Elin buru-buru menyeka jawahnya, dia menarik nafas panjang dan tersenyum kearahku “ng, nggak aku baik-baik saja kok, kamu kenapa datang kedanau malam-malam begini?”

“Aku hanya ingin merasakan suasana danau pada malam hari, soalnya didaerah rumahku tidak ada danau seperti disini. Kamu mau dengerin musik?”. Elin mengangguk, akupun memasangkan hetsetku yang satu lagi ditelinganya.

Dia tersenyum sambil memejamkan mata, “ini lagu heart yah?” aku mengangguk “aku suka sekali sama film heart, film itu menceritakan kisah cinta yang benar-benar dalem banget”

“yah, aku juga suka, tapi aku lebih suka membaca novelnya”.

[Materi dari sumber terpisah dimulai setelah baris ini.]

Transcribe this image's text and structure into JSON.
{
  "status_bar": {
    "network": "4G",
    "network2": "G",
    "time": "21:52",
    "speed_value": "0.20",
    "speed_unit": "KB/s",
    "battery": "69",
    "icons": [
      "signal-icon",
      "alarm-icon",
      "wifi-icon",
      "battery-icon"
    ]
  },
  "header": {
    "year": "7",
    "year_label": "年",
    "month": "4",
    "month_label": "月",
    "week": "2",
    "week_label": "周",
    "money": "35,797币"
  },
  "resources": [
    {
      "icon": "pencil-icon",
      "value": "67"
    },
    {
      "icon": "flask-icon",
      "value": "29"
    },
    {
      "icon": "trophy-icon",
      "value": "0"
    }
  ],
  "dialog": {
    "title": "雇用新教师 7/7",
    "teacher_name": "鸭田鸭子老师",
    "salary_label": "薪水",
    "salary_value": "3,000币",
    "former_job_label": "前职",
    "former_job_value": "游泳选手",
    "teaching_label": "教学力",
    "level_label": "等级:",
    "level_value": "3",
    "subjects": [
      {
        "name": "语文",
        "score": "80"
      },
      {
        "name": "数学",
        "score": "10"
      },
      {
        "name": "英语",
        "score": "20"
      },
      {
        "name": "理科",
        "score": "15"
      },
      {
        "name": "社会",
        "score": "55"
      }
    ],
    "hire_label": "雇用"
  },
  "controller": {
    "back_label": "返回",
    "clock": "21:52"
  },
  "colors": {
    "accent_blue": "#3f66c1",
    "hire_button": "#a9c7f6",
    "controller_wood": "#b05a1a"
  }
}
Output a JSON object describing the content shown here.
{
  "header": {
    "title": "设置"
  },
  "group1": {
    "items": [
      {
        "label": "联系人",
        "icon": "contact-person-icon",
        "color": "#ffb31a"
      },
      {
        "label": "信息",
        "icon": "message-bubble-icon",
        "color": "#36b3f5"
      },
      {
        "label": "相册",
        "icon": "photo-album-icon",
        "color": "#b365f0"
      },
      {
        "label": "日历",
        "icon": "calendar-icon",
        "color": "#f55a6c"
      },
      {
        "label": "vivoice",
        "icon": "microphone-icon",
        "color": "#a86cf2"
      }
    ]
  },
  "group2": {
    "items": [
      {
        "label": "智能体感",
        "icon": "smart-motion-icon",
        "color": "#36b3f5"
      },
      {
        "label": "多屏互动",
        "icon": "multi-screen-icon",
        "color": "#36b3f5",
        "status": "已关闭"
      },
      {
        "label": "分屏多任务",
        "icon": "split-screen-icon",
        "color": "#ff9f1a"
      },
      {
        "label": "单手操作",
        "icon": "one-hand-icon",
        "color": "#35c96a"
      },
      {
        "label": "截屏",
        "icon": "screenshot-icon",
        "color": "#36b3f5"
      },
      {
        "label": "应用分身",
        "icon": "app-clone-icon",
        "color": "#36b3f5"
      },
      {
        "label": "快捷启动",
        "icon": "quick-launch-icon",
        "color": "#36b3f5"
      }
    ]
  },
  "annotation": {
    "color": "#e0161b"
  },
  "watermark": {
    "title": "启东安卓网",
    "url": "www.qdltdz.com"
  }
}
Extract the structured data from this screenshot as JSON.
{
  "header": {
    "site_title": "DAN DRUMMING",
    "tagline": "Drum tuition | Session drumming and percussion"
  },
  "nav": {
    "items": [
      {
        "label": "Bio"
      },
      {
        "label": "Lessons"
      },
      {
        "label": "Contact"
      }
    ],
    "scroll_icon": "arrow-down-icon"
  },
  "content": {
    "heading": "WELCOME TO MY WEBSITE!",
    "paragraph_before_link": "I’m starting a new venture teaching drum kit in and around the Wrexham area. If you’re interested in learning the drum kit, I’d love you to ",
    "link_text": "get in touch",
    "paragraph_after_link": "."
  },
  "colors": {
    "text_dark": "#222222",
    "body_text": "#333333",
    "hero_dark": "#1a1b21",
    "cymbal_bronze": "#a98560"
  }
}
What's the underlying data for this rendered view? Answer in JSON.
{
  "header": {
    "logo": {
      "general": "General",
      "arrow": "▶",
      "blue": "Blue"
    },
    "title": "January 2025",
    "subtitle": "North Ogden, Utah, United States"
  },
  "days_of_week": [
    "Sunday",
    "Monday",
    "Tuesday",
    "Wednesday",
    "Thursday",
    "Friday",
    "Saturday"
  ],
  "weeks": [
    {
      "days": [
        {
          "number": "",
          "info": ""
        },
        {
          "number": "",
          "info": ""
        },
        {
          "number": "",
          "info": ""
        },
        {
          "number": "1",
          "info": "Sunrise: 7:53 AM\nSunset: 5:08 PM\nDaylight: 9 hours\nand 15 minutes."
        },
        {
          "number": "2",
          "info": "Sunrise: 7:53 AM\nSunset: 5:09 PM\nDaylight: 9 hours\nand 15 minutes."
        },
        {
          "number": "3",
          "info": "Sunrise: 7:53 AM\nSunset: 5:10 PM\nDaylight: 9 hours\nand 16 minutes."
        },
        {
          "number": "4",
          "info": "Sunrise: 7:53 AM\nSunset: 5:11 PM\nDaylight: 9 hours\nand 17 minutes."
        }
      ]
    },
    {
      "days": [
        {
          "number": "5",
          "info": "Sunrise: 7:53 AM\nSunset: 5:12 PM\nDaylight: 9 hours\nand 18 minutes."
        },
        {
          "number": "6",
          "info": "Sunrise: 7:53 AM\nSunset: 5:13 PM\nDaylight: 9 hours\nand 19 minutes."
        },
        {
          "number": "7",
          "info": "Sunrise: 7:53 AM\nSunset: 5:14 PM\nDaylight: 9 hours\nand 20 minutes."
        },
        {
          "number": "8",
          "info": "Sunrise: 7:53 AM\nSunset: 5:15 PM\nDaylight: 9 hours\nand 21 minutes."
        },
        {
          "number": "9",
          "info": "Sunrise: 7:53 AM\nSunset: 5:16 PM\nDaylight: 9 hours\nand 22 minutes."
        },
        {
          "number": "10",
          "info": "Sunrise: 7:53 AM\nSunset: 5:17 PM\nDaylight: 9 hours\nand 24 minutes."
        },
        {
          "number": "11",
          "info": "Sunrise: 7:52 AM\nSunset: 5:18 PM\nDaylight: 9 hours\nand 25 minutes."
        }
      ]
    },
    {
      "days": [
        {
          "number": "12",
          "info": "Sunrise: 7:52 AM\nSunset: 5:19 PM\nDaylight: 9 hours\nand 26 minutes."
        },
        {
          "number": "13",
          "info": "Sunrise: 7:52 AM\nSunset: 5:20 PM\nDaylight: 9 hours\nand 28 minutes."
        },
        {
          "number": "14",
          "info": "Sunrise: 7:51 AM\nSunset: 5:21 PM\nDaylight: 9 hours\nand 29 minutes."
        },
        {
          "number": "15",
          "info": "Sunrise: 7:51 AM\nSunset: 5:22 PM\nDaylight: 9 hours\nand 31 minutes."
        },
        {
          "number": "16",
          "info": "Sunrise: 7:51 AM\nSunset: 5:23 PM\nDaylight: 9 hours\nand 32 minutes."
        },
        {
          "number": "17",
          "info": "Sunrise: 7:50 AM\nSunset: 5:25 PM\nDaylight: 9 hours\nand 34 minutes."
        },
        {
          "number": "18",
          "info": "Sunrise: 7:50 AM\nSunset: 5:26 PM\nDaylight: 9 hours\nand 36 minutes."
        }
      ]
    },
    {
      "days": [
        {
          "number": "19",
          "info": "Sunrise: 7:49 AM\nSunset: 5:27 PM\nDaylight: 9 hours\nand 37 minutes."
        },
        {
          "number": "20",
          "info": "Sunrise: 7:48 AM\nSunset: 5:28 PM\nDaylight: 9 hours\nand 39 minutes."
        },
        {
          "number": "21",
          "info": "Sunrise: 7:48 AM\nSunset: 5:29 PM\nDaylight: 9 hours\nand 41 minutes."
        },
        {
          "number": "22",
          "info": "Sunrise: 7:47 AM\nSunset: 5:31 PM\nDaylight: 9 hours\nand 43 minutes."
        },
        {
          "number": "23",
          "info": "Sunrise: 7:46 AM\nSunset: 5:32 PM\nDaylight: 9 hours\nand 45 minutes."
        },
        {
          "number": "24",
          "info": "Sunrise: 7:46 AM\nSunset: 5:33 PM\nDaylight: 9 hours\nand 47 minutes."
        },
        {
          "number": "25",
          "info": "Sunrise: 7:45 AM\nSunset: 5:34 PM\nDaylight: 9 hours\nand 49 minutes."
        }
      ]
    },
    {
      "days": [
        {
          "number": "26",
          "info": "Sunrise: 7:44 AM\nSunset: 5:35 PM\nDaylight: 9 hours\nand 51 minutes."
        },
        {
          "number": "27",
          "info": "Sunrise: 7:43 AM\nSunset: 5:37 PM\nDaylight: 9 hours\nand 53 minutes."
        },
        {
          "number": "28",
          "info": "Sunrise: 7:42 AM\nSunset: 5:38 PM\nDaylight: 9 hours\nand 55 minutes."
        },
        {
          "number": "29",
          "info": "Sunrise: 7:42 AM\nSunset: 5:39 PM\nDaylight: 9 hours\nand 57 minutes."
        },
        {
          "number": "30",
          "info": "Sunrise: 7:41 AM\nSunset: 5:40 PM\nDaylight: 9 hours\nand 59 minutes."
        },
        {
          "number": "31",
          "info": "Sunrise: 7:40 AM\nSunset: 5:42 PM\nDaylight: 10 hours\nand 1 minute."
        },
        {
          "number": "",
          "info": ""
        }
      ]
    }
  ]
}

Kami terdiam tanpa kata, hanya mendengarkan lagu sambil menikmati udara malam, sambil mendengarkan musik. Mata elin memandang serius menatap kearah danau, wajahnya terlihat berseri dikegelapan malam. Kulihat dia seperti sedang menunggu-nunggu.

“kamu terlihat sedang menunggu sesuatu”

“yah, aku sedang menunggu kunang-kunang, biasanya bila hari cerah kunang-kunang suka berterbangan diatas permukaan danau”

“kunang-kunang?”

“yah, dia mengangguk. Yang tahu kalau disini suka terlihat kunang-kunang hanya aku, belum ada warga yang memperhatikan kunang-kunang disekitar danau, padahal kalau diamati dengan sesama kunang-kunang didesa ini sangatlah indah”.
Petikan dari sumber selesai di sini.